DES RUES, UN CIRQUE, TOUT UN MONDE
Certaines couvertures de livres sont particulièrement riches de promesses et de sens. C’est le cas de deux albums aux mots rares, aux images éloquentes
◗ Perdu dans la ville ne s’appréhende pas en une lecture superficielle. Son atmosphère, sa douce mélancolie, la couverture déjà nous les soufflait, qui montre un enfant dans un bus, la nuit tombe et un jeu de reflets brouille l’intérieur et l’extérieur, on devine d’autres passagers, on voit des immeubles, des phares de voitures, on est dans la solitude d’une mégapole et il fait froid.
«Je sais ce que c’est, de se sentir perdu dans une grande ville.» Ces mots viennent après quatre pages de silence. Ils viennent lorsque l’enfant descend du bus et commence sa marche que Sydney Smith, en champion du trait et de la mise en scène, raconte en multipliant les perspectives: pleines pages, double page quadrillée en séquences, et des vues qu’on pourrait penser répétitives – mais on comprend vite que tout, dans ces images puissantes, fait sens.
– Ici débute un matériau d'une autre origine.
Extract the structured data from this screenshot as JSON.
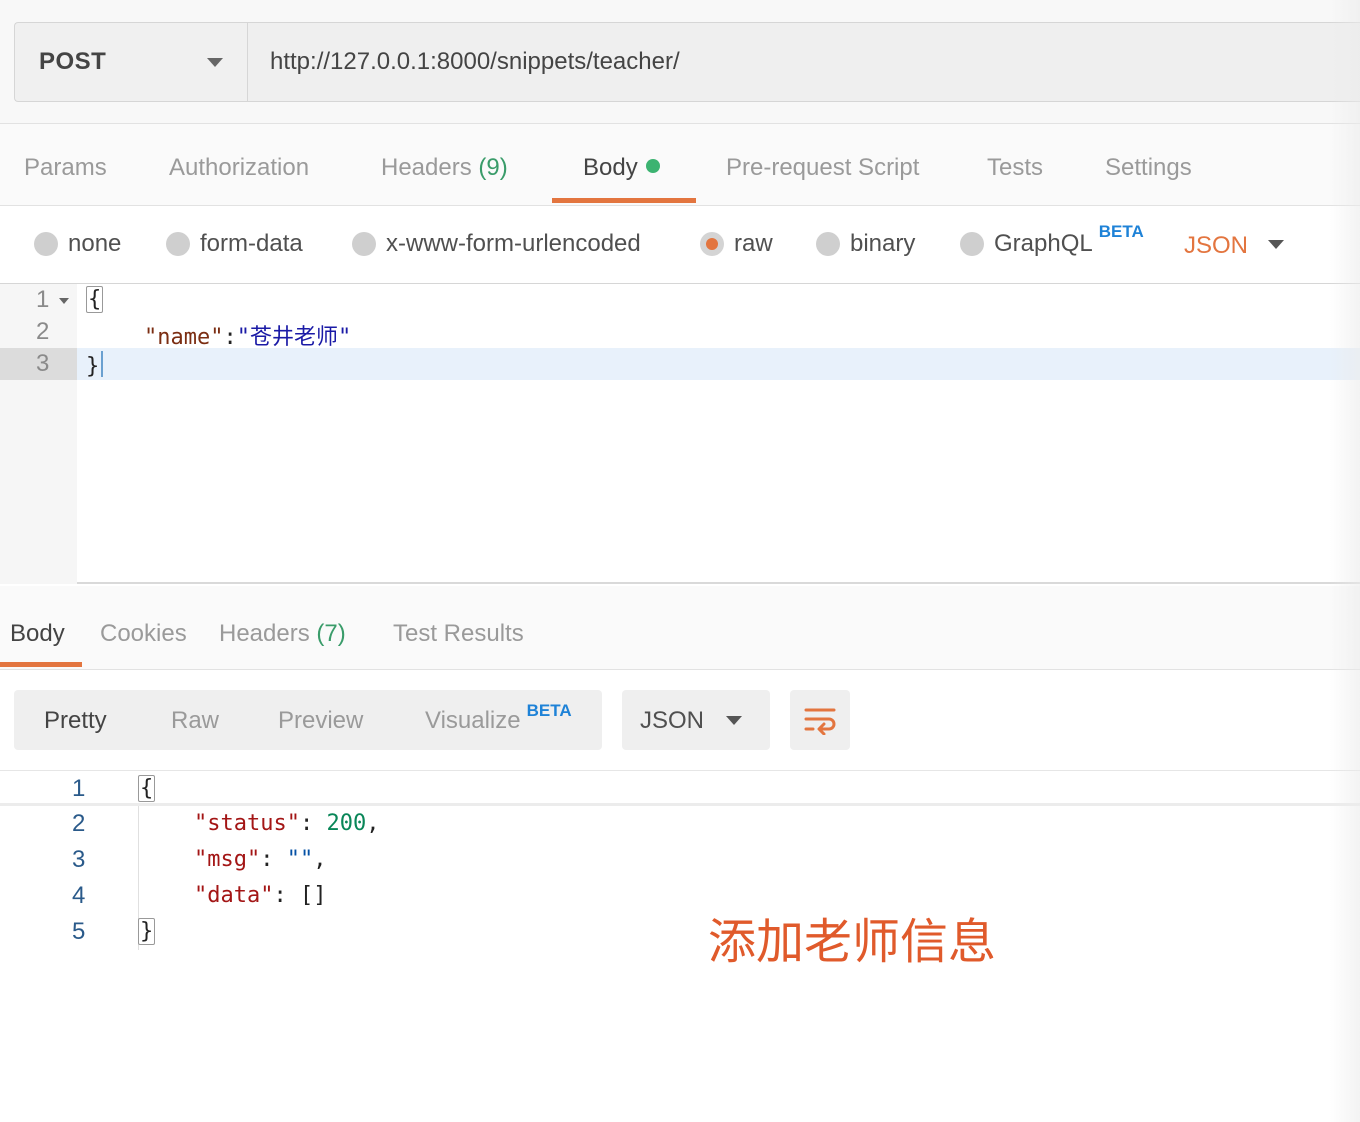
{
  "request": {
    "method": "POST",
    "url": "http://127.0.0.1:8000/snippets/teacher/"
  },
  "request_tabs": [
    {
      "label": "Params"
    },
    {
      "label": "Authorization"
    },
    {
      "label": "Headers",
      "count": "(9)"
    },
    {
      "label": "Body",
      "active": true,
      "indicator": "green-dot"
    },
    {
      "label": "Pre-request Script"
    },
    {
      "label": "Tests"
    },
    {
      "label": "Settings"
    }
  ],
  "body_types": {
    "options": [
      "none",
      "form-data",
      "x-www-form-urlencoded",
      "raw",
      "binary",
      "GraphQL"
    ],
    "selected": "raw",
    "graphql_badge": "BETA",
    "format": "JSON"
  },
  "request_body": {
    "lines": [
      {
        "num": "1",
        "text": "{"
      },
      {
        "num": "2",
        "key": "\"name\"",
        "sep": ":",
        "value": "\"苍井老师\""
      },
      {
        "num": "3",
        "text": "}"
      }
    ]
  },
  "response_tabs": [
    {
      "label": "Body",
      "active": true
    },
    {
      "label": "Cookies"
    },
    {
      "label": "Headers",
      "count": "(7)"
    },
    {
      "label": "Test Results"
    }
  ],
  "response_toolbar": {
    "views": [
      "Pretty",
      "Raw",
      "Preview",
      "Visualize"
    ],
    "active_view": "Pretty",
    "visualize_badge": "BETA",
    "format": "JSON",
    "wrap_icon": "wrap-lines-icon"
  },
  "response_body": {
    "lines": [
      {
        "num": "1",
        "text": "{"
      },
      {
        "num": "2",
        "key": "\"status\"",
        "value": "200",
        "tail": ","
      },
      {
        "num": "3",
        "key": "\"msg\"",
        "value": "\"\"",
        "tail": ","
      },
      {
        "num": "4",
        "key": "\"data\"",
        "value": "[]",
        "tail": ""
      },
      {
        "num": "5",
        "text": "}"
      }
    ]
  },
  "annotation": "添加老师信息",
  "colors": {
    "accent": "#e3753f",
    "count_green": "#3a9c6a",
    "beta_blue": "#1e82d7",
    "annotation_red": "#e05a2b"
  }
}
Car le lecteur observe comme le fait l’enfant dont les quelques mots sont des conseils, des astuces, comment se réchauffer, trouver à manger, inventer un refuge: «Les ruelles offrent parfois des raccourcis. Mais ne prends pas celle-ci. Elle est trop sombre.» Cette «cartographie du coeur» (faut-il le dévoiler?) s’adresse à son chat, égaré, et ce glissement empathique donne lieu à une magnifique déambulation dans des lieux que la neige recouvre peu à peu.
DES ÉTOILES DANS LES YEUX
L’image de couverture de Regarde, Papa montre deux ours marchant en ville. L’un est petit, juché sur les épaules de l’autre; l’enfant-ours a le nez en l’air, le papaours garde les yeux baissés sur son téléphone. C’est ainsi qu’ils se rendent au cirque. Et tandis que l’enfant observe tout, s’émerveille, profite de chaque occasion pour s’amuser ou s’exercer, ses exploits (et ses imprudences) échappent complètement à son père, absorbé par les messages et autres sollicitations électroniques.
Pas de manichéisme ni de caricature dans cette histoire d’Eva Montanari délicatement illustrée au crayon et dont le texte se résume à des onomatopées et quelques paroles échangées: l’adulte mis en scène est juste un papa terriblement contemporain qui, dès que son enfant se trouve en danger (ou plus exactement dès qu’il s’en rend compte!) s’élance à son secours.
Les dessins montrent tout ce que l’adulte ne voit pas, un monde enchanteur que le petit croque à pleines dents et auquel, les pages finales le laissent espérer, il initiera bientôt le grand.